L’organisme censé défendre les droits humains a été le théâtre d’une affaire présumée de harcèlement sexuel impliquant le président de la Commission nationale des droits de l’homme. Face au silence des autorités sur ce long processus judiciaire, un collectif de féministes et de défenseur·e·s des droits des femmes a interpellé Paul Biya au sujet de l’affaire concernant Judith Espérance Nkouete Messah, présumée victime de harcèlement sexuel.

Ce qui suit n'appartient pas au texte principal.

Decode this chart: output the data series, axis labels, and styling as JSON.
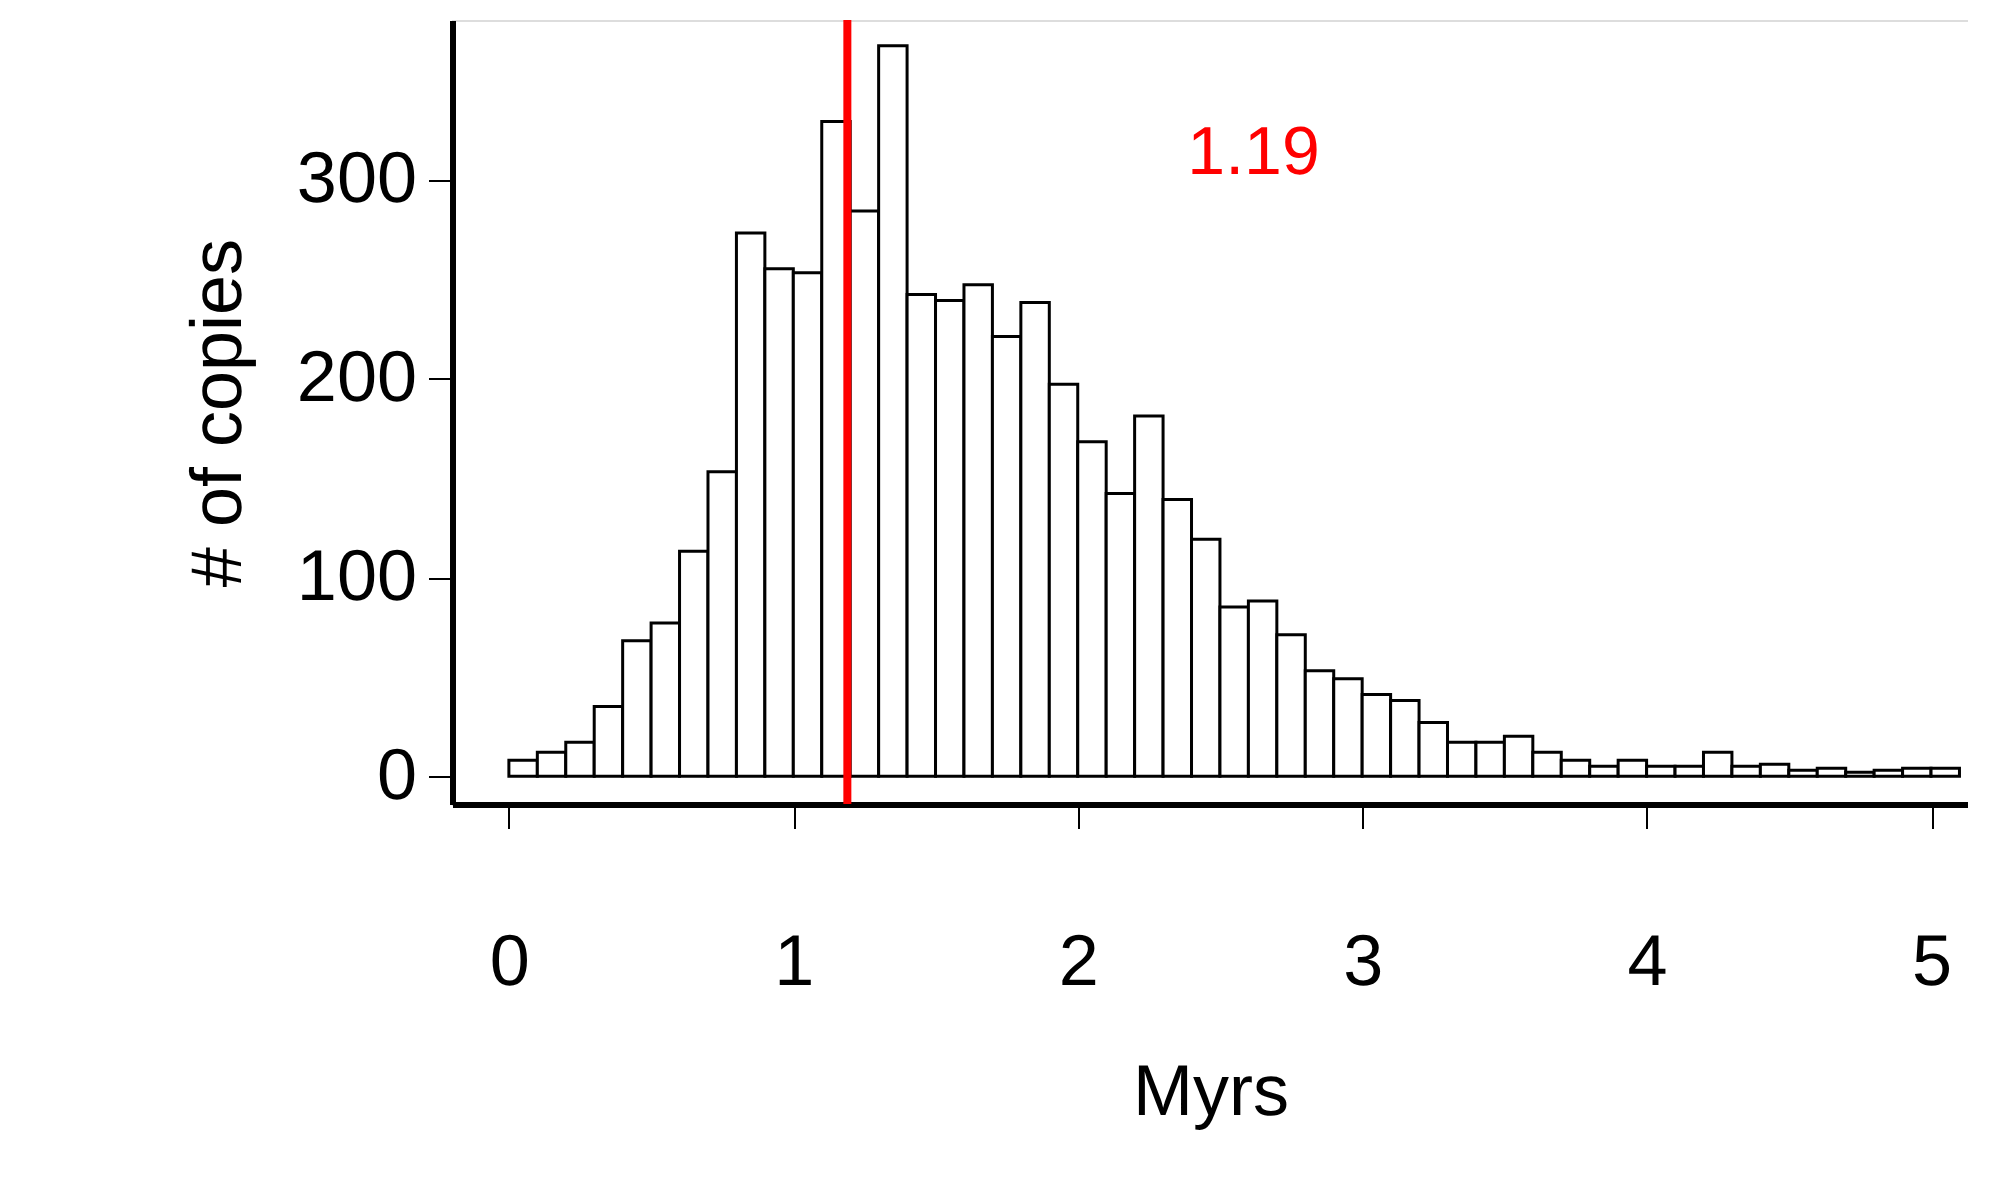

Ce collectif, membre de la société civile, exige la suspension immédiate de James Mouangue Kobila. La lettre adressée au chef de l’État débute ainsi :
« Excellence,
Le Cameroun ne peut rester silencieux face à un scandale qui souille son honneur : un homme accusé de prédation sexuelle, de harcèlement systémique et de manipulations judiciaires dirige la Commission des Droits de l’Homme (CDHC). Le Professeur James Mouangue Kobila entraine la Commission et la justice dans une affaire honteuse. Nous, défenseurs des droits humains, refusons que les institutions soient soupçonnées d’être des outils de terreur. Les violences sexuelles ne sont pas des erreurs : ce sont des crimes. Les présumés prédateurs sexuels ne méritent pas d’être juges et parties quand il faut répondre de leurs actes.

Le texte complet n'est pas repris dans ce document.